The path of dollarizing the Lebanese economy has causes the loss of monetary autonomy and raised the risk of greater vulnerability to foreign exchange. The same method had been used in Ecuador.
How do you see the future of the global economy?
To begin with, the Russian Ukrainian war is leading the world food security toward a likelihood of possible famine in many underdeveloped countries. It is expected that next year, food prices of legumes and meats will double, because large producers of meats and legumes in Latin America such as Brazil and Argentina import over 90% of their fertilizers from Russia. In addition, Russia and Ukraine produce 30% of global wheat supply. Most of Middle East and Africa depend on Russia and Ukraine to produce its daily bread. A shortage of production for this particular commodity will lead to popular uprisings, even likely to regimes changes.
Even though the global economy has started bit better in 2022 than 2021, while the world economy still recovering from the Covid pandemic, the total growth was promising over 3% growth. But after the Russian-Ukrainian war in February, the expected trends are slowing down especially on the part of United States. Strong inflation with higher labour and commodity prices, all of which will push central banks in Europe and America to increase interest rates, and in china the slowing down, will be felt strongly almost to the anaemic level in 2023. In third world countries the shock will be felt strongly by over one hundred million people living on less then two dollars a day, all of which is going to stimulate the impulse of illegal migration from Middle East and Africa to Europe.

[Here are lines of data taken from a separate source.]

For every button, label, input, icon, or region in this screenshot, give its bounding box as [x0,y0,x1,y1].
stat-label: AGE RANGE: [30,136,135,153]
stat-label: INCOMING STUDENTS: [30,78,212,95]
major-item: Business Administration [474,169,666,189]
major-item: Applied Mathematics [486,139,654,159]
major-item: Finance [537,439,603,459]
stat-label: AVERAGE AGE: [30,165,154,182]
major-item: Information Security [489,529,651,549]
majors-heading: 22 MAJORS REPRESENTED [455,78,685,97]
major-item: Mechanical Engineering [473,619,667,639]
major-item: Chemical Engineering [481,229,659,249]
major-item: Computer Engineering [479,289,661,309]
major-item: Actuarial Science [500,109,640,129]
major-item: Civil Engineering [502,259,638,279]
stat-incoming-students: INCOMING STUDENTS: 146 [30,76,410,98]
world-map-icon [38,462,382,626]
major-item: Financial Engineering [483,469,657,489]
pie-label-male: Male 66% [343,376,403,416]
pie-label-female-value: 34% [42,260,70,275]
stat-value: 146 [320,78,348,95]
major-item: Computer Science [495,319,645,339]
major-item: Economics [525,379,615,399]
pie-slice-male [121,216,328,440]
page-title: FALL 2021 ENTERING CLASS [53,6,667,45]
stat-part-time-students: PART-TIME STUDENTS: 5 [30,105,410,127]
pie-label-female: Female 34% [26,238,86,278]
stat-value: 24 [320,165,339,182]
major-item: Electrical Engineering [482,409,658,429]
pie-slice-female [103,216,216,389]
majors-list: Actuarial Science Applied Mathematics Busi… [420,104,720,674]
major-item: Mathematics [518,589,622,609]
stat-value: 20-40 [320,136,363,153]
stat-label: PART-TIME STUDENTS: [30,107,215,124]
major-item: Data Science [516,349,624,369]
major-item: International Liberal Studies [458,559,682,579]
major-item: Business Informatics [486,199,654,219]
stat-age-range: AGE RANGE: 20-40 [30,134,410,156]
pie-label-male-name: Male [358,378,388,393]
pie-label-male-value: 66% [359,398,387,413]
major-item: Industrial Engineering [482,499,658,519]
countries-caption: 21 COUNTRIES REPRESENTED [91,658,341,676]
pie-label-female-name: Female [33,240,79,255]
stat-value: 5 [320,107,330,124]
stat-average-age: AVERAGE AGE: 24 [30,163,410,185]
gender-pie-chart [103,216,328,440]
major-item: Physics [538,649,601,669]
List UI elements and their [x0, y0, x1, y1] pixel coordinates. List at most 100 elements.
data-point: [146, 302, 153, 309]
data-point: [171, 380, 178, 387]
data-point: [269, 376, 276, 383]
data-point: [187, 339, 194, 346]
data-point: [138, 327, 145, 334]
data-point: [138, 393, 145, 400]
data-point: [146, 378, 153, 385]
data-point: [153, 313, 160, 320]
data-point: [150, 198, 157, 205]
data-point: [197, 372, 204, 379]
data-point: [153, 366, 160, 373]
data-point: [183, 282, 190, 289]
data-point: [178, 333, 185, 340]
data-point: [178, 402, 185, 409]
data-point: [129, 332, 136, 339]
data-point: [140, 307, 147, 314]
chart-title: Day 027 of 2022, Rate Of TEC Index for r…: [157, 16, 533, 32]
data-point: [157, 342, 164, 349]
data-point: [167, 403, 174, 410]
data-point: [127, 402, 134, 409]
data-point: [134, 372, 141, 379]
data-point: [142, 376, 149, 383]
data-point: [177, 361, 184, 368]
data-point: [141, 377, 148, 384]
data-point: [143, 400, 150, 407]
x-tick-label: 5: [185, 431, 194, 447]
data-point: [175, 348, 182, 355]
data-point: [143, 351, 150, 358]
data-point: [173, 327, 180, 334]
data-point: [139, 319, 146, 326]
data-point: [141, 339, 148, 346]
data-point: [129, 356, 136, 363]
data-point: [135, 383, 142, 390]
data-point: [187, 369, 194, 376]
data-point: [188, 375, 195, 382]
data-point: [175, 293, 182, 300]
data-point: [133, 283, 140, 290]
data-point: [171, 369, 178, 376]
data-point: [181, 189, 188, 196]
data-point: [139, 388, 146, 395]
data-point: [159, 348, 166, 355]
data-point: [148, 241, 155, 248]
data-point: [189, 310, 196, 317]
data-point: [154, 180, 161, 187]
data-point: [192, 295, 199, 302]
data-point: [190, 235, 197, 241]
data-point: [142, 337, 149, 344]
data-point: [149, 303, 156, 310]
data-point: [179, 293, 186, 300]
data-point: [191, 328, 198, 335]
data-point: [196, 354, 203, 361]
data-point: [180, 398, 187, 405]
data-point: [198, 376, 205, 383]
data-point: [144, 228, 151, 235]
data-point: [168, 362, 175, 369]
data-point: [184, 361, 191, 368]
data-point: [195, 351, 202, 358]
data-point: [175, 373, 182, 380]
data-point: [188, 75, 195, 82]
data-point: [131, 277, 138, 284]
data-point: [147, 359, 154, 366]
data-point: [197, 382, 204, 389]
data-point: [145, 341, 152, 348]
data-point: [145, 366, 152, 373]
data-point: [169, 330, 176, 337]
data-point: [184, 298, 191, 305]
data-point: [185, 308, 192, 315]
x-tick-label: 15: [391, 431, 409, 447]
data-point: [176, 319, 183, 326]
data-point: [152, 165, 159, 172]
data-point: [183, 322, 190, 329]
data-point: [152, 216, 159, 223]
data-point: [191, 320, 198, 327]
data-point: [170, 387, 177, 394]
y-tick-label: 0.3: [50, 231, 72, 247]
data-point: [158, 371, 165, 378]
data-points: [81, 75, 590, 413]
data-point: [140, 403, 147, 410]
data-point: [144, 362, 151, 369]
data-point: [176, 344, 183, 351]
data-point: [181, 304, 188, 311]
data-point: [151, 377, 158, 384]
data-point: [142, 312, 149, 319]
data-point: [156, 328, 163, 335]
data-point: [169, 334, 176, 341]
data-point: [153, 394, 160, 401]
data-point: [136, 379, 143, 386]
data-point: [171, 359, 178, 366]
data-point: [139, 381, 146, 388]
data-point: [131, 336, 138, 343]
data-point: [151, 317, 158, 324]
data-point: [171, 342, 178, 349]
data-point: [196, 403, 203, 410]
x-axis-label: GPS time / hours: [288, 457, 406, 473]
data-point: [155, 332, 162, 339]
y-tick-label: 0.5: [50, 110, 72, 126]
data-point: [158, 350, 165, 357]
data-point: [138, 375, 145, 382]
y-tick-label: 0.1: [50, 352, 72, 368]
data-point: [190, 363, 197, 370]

Finally: most notable is that the Russian war will end the era of globalization, which had kept inflation low for many years by free flow of trade across much of the world. That system had allowed the richest nations to enjoy easy access to low priced supplies, which helped many developed counties to maintain stable market and strong economies.
“Liberal democracy appears fragile”
What is your solution for the above-mentioned crisis?
The nature of the current world crisis arises from the fact that liberal internationalism has expected non-western states to follow suit blindly, and that those non-western states would never dare to undermine or try to overthrow the post cold war system. In solidarity to cement the world order, United States and Europe had to stand as one column to ripe the benefits of the post Cold War system. This is a coalition that in fact was rigid and weak: liberal democracy appears fragile, polarized and vulnerable for right wing populism and backlash politics.
The current beneficiaries of the international order refuse adamantly to open or even to amend the international order to a more cooperative system – despite the fact that the world system is facing a constant rising of inequality and massive migrations spurred from economic stagnation in Middle East, Africa and Latin America. Liberal internationalism continuously perceives the world as a global field of manipulation of the powerful and wealthy. The current state of affair of the Russian-Ukrainian war and future wars, which might likely occur, will be born from the womb of the of great powers struggles between countries such as Russia, China, India, Brazil, who are not happy with the current international order.